A imagem é praticamente a mesma um pouco mais a leste, entre os antigos afloramentos do oeste do Colorado. “A falta de chuvas na primavera e nas monções diminuiu definitivamente o trabalho da erosão, revelando novos fósseis”, diz Museu da Jornada dos Dinossauros paleontóloga Julia McHugh. No passado, as equipes dos museus encontravam tantos fósseis que muitas vezes levavam o público para ajudar a fazer novas descobertas. “Agora passamos dias sem muito mais do que um ou dois fragmentos”, diz McHugh.

O domínio da seca no Ocidente também torna as condições mais perigosas para os caçadores de fósseis. Faixas secas de deserto cobertas por capim ressecado criam condições de isqueiro onde os incêndios florestais podem facilmente se espalhar, às vezes exatamente onde os paleontólogos procuram pistas sobre a vida antiga.

McHugh e seu museu tiveram que enfrentar os incêndios inesperados ao retornarem ao local de 150 milhões de anos. Pedreira Mygatt-Moore perto de Fruita, Colorado, durante a temporada de verão. “Tivemos alguns incêndios a menos de um quilômetro da pedreira nos últimos anos”, diz McHugh, causados ​​por faíscas de correntes arrastadas pelas estradas e relâmpagos.

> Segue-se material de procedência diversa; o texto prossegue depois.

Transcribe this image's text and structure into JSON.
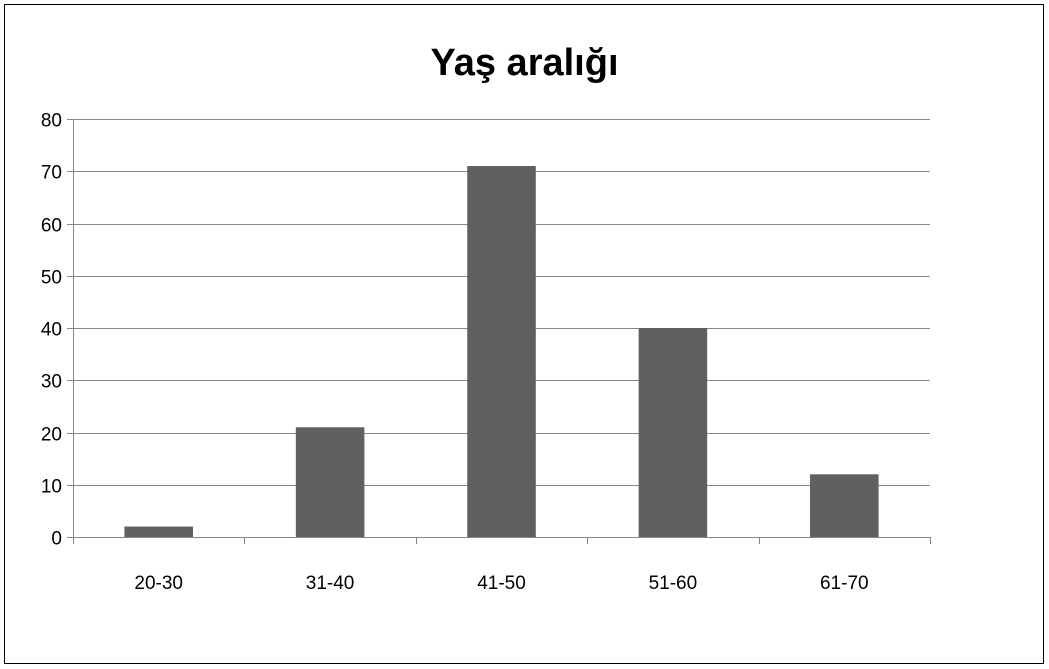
{
  "chart_data": {
    "type": "bar",
    "title": "Yaş aralığı",
    "categories": [
      "20-30",
      "31-40",
      "41-50",
      "51-60",
      "61-70"
    ],
    "values": [
      2,
      21,
      71,
      40,
      12
    ],
    "ylim": [
      0,
      80
    ],
    "yticks": [
      0,
      10,
      20,
      30,
      40,
      50,
      60,
      70,
      80
    ],
    "grid": true,
    "legend": "none",
    "bar_color": "#606060",
    "grid_color": "#868686",
    "axis_color": "#868686"
  }
}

Embora ninguém tenha sido ferido, observa McHugh, “nem sempre somos alertados sobre o perigo imediato quando não estamos no local, e chegamos pela manhã com retardadores de fogo frescos nas colinas e caminhões de bombeiros (do Bureau of Land Management) algumas vezes”.

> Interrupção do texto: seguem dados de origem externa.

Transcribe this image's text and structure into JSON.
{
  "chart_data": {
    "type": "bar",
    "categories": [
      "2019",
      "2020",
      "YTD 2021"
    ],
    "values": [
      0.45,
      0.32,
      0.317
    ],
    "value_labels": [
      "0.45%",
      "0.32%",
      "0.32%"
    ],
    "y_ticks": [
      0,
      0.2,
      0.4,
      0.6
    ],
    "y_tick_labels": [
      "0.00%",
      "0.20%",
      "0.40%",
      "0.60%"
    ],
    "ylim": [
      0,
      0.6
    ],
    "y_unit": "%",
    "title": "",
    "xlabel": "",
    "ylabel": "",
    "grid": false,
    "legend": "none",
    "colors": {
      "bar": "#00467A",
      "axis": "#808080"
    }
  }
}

Desde então, McHugh fez contatos com bombeiros do BLM com interesse em paleo, diz ela, para ser avisado quando um incêndio estiver muito próximo do local.

Houve uma vantagem inesperada da seca: indícios do que poderia ser encontrado se o Lago Powell fosse drenado. O nível da água do reservatório está 154 pés abaixo do nível máximo, caindo pouco a pouco a cada ano quente. Entre essas águas recuadas, paleontólogos do St. George Dinosaur Discovery Site têm pesquisado as formações de arenito que o lago anteriormente obscurecia para o Jurássico. pegadas de dinossauros e outros fósseis. Em 2023a equipe anunciou a descoberta de um leito ósseo de protomamíferos raramente vistos, chamados tritilodonídeos, ao longo das margens do lago. O truque é encontrar esses fósseis antes que sejam ainda mais danificados. Uma vez expostos, os fósseis enfrentam o calor semelhante ao de um forno que resseca a região. Ossos e até rastros podem ficar friáveis ​​e com maior probabilidade de quebrar.

Embora a perda de um fóssil individual possa não parecer muito, eles oferecem uma visão da nossa história humana que vale a pena proteger. Mesmo os fragmentos mais modestos e os dentes isolados abrem um portal para comunidades e espécies antigas, e os especialistas ainda se esforçam para compreender essa história. “A paleontologia é, de certa forma, um jogo de números”, diz Friscia, “e quanto menos fósseis tivermos, mais difícil será abordar a ciência que queremos fazer”.

Sobre
Santiago Ferreira

Santiago Ferreira é o diretor do portal Naturlink e um ardente defensor do ambiente e da conservação da natureza. Com formação académica na área das Ciências Ambientais, Santiago tem dedicado a maior parte da sua carreira profissional à pesquisa e educação ambiental. O seu profundo conhecimento e paixão pelo ambiente levaram-no a assumir a liderança do Naturlink, onde tem sido fundamental na direção da equipa de especialistas, na seleção do conteúdo apresentado e na construção de pontes entre a comunidade online e o mundo natural.